* Japanese name: Tenaga-ebi
* Scientific name: Macrobrachium nipponese
* Description: Long-armed shrimp are accurately named. They are crustaceans in the family that includes lobsters and crabs, all of which have 10 pairs of legs. In the long-armed shrimp, the first five pairs are the walking legs, the second five the swimming legs. The second pair of walking legs are much longer than the others, and they are longer in males than in females. The scientific name means “big arms.” Also known as giant freshwater prawns, long-armed shrimp grow to around 10 cm long, sometimes more, depending on their diet. Adults sometimes develop a blue-green color, sometimes brown, again depending on diet.
* Where to find them: In rivers and streams in Honshu and northern Kyushu. There are 12 species of long-armed shrimp in Japan, most of them living in the Ryukyu Island group, but three species live in Kyushu and one in Honshu. Some larger species are commercially cultured.
* Food: The larvae eat aquatic insects and their larvae, as well as algae, mollusks, worms, fish and, if scavenging, the feces of fish and other animals. Adults mainly feed on algae.
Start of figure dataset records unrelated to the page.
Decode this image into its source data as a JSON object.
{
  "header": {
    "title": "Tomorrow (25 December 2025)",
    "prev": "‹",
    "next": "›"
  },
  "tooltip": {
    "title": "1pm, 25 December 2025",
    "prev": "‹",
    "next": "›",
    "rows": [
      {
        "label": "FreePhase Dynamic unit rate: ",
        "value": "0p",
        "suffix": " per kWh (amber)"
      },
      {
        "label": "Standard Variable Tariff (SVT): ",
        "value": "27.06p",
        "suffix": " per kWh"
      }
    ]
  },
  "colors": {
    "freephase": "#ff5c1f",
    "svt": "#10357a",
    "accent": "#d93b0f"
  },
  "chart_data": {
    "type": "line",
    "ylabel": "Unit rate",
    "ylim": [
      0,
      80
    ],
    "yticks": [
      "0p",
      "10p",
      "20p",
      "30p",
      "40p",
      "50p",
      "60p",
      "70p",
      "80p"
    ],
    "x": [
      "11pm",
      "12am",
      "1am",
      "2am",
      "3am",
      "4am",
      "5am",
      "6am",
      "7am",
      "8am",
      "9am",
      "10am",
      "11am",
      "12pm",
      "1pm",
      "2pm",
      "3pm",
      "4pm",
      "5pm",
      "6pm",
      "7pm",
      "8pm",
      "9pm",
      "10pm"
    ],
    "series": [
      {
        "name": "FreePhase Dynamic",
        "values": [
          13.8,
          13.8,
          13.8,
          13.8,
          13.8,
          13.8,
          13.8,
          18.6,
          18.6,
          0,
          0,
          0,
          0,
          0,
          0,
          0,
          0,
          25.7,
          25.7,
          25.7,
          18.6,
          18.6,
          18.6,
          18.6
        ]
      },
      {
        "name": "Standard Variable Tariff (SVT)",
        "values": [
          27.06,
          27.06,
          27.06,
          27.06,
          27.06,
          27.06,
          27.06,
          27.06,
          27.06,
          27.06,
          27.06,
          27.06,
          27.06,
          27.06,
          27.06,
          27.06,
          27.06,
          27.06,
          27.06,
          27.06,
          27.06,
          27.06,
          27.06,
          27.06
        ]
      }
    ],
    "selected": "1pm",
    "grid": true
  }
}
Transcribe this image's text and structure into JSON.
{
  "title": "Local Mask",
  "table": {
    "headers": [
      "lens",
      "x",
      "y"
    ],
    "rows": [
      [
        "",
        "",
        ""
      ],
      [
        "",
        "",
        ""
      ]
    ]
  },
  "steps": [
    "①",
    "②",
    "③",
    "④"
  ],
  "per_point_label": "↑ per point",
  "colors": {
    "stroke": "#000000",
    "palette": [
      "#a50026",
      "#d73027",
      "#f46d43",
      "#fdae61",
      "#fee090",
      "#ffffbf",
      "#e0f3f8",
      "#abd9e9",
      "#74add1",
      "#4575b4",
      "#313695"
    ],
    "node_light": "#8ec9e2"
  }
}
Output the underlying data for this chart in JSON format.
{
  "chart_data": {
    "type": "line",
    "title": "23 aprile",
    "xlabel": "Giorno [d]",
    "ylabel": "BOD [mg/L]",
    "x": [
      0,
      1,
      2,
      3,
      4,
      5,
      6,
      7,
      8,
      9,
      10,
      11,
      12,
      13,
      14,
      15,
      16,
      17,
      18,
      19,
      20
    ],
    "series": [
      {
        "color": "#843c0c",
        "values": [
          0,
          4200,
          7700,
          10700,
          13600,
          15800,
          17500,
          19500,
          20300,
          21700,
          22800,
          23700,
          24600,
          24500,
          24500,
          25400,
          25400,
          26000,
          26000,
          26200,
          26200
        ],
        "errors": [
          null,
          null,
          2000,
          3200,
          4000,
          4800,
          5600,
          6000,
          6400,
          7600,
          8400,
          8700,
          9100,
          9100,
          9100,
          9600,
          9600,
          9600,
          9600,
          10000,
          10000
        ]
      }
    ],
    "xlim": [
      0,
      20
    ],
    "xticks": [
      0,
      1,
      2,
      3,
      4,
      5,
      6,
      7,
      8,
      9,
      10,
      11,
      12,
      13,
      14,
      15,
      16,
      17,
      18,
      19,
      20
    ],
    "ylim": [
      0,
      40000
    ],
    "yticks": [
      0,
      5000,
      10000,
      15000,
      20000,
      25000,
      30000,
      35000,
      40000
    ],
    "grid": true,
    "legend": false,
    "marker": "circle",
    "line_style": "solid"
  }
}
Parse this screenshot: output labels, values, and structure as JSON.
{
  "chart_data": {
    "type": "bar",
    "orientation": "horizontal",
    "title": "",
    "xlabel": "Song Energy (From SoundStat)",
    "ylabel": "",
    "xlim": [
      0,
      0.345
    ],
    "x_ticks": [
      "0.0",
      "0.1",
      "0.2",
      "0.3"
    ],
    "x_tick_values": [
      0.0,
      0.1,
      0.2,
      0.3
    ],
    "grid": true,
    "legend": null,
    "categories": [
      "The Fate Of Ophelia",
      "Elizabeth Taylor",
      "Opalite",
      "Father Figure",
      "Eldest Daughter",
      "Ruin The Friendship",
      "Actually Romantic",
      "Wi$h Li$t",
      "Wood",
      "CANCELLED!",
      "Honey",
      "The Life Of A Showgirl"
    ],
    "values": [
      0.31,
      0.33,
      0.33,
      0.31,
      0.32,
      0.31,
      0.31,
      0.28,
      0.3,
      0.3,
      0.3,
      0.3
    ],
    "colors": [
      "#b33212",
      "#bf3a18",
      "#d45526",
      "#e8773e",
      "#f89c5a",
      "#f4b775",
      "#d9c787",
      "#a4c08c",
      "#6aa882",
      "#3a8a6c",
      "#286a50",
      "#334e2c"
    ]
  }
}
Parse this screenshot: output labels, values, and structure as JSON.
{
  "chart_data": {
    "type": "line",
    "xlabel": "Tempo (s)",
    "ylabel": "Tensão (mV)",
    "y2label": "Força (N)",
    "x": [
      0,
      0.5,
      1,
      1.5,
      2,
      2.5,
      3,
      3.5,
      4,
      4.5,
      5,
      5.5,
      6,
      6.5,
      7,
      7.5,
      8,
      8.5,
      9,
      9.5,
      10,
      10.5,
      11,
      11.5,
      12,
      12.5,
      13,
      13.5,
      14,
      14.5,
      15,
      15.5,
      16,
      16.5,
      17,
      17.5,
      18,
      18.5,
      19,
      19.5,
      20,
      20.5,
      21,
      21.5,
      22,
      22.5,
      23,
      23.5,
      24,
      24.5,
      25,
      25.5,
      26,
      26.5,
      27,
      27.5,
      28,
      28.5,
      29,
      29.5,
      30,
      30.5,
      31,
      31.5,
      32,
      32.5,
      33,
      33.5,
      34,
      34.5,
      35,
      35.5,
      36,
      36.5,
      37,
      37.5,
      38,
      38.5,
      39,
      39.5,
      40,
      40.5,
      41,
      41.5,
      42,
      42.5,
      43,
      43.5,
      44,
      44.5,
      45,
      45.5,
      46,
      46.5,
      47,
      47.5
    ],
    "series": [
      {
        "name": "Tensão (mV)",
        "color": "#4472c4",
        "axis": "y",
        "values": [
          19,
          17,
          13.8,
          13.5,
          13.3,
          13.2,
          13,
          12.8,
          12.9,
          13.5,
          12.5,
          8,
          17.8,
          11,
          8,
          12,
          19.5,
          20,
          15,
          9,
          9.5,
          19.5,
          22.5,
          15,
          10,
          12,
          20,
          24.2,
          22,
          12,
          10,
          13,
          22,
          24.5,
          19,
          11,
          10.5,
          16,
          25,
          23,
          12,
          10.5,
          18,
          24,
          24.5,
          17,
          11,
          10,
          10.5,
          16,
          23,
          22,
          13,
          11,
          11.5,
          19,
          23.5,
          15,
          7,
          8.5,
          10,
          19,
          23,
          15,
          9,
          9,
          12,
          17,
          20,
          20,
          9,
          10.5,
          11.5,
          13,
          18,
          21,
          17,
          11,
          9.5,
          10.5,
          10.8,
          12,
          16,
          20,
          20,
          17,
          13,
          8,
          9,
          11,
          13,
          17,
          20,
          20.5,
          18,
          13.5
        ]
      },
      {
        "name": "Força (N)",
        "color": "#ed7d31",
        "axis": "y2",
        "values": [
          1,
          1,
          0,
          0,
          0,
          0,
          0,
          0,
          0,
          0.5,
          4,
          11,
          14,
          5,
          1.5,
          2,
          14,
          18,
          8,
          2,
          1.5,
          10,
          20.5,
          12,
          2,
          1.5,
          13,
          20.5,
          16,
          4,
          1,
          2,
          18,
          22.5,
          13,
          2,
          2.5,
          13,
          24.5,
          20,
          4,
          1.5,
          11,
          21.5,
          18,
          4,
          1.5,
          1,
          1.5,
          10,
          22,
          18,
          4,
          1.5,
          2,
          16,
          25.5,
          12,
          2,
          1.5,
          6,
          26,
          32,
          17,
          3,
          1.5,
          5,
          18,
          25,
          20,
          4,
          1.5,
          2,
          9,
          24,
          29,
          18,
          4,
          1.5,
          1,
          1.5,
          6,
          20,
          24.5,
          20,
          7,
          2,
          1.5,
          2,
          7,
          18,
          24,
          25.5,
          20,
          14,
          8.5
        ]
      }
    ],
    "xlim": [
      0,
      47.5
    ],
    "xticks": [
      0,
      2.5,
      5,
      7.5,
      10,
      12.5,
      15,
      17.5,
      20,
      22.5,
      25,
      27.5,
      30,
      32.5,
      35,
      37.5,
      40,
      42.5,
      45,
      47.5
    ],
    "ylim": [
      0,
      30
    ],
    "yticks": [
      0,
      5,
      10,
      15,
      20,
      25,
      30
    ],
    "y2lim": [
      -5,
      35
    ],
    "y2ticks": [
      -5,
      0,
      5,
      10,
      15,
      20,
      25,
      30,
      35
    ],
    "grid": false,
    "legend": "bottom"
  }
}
* Special features: Like all crustaceans, long-armed shrimp have a hard exoskeleton that they must molt in order to grow. Reproduction can only occur between a hard-bodied male and a soft-bodied female. This means males must catch females just after they molt and deposit sperm in a mass beneath the female’s swimming legs before her new exoskeleton hardens. Females lay their eggs into the sperm mass, where they are fertilized. The eggs are then drawn into a brood chamber under the female’s tail. The mother keeps the eggs clean and aerated by movements of her tail. The eggs hatch after about three weeks. The bigger the female, the more eggs she produces. At high densities, males become territorial; their long arms are useful for fighting.